As lease income is reduced, the pumper will perform some duties that would normally be performed by other personnel when the income was greater. The lease operator, however, must limit the amount of physical effort lifting jobs that the lease pumper is expected to perform to a level that one person can safely perform. The lease pumper must be skilled in a number of tasks and willingly perform lease tasks that are acceptable for one person to do. The lease pumper must also recognize that some jobs require two or more people to safely perform, and a single individual should not be required or expected to perform these alone. Some safety rules include the following: · Use common sense in every task performed. Never take needless chances. · Avoid lifting objects that are too heavy for one person. · Safety comes first. Sometimes a task takes longer to do it safely. Take the safe way. · The lease operator must always observe the same practices and insist that good field procedures always be followed. 

E-3. At the Tank Battery. 

The lease pumper is commonly expected to perform the following maintenance tasks: · Repair small leaks on the sides of vessels. These are usually low on the vessels and repaired with patches and plugs. Always lower the level of the liquid in the vessel below the spot being repaired. Never try to patch a leak on the side when the oil level is above the leak. · Clean oil spots on tanks as they are made. Keep everything as clean as possible. · Cut weeds around walkways and automatic control boxes, especially where snakes are common. · Do not allow bees to make hives in the equipment. · Tighten small fittings when they seep oil. Always remove the pressure first. · Lubricate plug valves as needed. · Replace valve stem packing as needed. · Adjust linkage on dump valves. · Install leak clamps. · Tighten bolts when bolted tanks leak. · Clean and replace sight glasses. · Paint repaired items that cannot be allowed to rust. · Adjust temperature controls. · Maintain automated equipment. 

E-4. Leaks in Lines. 

The lease pumper is usually expected to install leak clamps on flow lines when needed. Repairing leaks can be extremely dangerous, especially when working alone. Gas cannot be smelled after a few minutes or seconds, so lines should be repaired after bleeding the pressure off the line. No assistance is typically available to a lease pumper fixing leaks. Upwind precautions when gas is present. A person should always be positioned upwind from a natural gas source. However, the breeze passing on both sides of a person creates a low pressure area in front. Gas is sucked towards the person’s face. Standing a little to the right or left will break the vacuum effect and will reduce the amount of gas being sucked up into the face. When gauging a tank, the lease pumper should also stand with the wind directly at the back, facing the direction the windsock points (Figure 1) and turned slightly to one side so the wind will keep the gas out of the face. Figure 1. During maintenance, the lease pumper must remain aware of wind direction. 

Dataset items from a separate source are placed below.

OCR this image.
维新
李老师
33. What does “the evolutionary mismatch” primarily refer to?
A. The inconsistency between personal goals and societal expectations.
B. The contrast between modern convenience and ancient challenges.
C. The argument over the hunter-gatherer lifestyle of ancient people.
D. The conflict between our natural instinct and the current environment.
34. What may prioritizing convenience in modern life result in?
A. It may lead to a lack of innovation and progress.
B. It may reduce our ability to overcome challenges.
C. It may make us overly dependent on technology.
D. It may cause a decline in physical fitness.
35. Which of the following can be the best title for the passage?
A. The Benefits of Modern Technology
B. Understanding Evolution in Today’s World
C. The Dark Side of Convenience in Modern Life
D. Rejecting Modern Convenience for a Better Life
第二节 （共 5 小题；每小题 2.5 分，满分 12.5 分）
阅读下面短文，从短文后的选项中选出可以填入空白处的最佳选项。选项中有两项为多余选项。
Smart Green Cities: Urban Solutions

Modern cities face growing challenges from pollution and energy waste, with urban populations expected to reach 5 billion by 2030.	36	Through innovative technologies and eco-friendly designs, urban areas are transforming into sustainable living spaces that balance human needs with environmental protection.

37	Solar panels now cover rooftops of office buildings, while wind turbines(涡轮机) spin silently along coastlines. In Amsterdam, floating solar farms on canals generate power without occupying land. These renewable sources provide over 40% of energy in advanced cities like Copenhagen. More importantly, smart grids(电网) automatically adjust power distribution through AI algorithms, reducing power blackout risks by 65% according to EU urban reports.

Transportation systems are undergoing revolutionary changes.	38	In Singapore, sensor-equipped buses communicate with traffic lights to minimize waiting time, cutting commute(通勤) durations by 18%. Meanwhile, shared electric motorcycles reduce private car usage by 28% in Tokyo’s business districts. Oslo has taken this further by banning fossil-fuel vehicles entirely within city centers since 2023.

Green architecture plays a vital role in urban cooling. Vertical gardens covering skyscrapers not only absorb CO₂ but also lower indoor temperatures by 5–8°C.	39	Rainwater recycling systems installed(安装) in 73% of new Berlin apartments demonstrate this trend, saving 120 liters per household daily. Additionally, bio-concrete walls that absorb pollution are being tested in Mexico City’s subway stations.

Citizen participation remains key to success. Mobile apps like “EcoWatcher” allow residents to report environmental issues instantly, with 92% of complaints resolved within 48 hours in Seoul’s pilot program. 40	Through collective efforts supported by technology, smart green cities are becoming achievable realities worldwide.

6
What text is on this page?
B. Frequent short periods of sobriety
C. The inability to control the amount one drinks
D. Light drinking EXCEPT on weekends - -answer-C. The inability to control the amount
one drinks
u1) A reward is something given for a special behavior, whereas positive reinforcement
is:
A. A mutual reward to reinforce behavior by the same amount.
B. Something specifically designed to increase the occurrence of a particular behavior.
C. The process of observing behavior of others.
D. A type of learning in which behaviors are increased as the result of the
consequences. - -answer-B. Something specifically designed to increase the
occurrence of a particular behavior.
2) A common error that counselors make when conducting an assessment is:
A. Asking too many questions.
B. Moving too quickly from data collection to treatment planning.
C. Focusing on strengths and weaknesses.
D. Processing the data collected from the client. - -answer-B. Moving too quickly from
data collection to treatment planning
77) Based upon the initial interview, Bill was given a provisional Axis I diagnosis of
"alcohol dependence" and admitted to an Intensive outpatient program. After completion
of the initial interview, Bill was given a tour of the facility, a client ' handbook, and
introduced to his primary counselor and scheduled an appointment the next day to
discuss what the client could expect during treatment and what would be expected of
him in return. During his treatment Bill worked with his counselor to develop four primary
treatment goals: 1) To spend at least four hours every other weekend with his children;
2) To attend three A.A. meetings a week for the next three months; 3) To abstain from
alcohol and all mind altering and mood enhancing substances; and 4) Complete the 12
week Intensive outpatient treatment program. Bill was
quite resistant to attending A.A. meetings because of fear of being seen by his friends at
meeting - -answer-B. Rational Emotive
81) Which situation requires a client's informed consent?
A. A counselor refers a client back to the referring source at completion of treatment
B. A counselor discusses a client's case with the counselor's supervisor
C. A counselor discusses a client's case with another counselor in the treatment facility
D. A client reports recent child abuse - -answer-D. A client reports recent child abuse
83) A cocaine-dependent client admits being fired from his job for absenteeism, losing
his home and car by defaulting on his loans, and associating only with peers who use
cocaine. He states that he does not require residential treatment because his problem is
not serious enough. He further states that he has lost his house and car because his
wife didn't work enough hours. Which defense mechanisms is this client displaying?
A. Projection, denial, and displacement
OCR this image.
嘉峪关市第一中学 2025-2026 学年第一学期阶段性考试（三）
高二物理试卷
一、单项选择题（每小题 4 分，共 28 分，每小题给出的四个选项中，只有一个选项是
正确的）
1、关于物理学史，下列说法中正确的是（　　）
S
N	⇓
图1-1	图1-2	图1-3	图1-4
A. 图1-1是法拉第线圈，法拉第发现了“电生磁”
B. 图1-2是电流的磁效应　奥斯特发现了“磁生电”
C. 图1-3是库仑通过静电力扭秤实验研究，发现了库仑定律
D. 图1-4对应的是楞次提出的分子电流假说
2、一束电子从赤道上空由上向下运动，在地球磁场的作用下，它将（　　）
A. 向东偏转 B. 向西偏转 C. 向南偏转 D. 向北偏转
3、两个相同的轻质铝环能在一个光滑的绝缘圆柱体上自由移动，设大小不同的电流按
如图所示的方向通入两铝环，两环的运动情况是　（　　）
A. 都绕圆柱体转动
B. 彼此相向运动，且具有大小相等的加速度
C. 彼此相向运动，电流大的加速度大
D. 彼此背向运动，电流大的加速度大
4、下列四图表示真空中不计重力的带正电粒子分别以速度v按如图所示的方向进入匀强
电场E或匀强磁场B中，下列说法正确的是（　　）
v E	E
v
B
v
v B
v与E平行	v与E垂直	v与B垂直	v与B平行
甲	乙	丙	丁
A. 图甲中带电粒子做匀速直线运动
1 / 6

E-5. Pumping Unit and Wellhead Maintenance. 

The lease pumper is always required to service pumping units. This includes lubricating bearings and maintaining gear oil levels. On small units the pumper may also be expected to perform the following tasks: · Tighten belts and adjust as needed. · Replace belts when needed. · Lower rods to bump bottom and raise them back up to stimulate pumping. · Pack stuffing boxes and adjust packing as needed. · Replace fuses when they burn out. · Maintain chemical pumps. · Batch treat wells with chemical by dumping it down the annulus. 

E-6. Automation Control Maintenance. 

There are many actions that the lease pumper can take to keep automated equipment functioning correctly. The equipment manufacturer is usually very cooperative in supplying the needed literature to explain how a piece of equipment operates. Local supply companies can offer invaluable advice on where to acquire this information. The functions of most unfamiliar items that need to be repaired can be understood after careful examination. Good field mechanics do this on a regular basis and perform a good job. The pumper should not hesitate to ask questions of other people. These tasks will become easier as experienced is gained.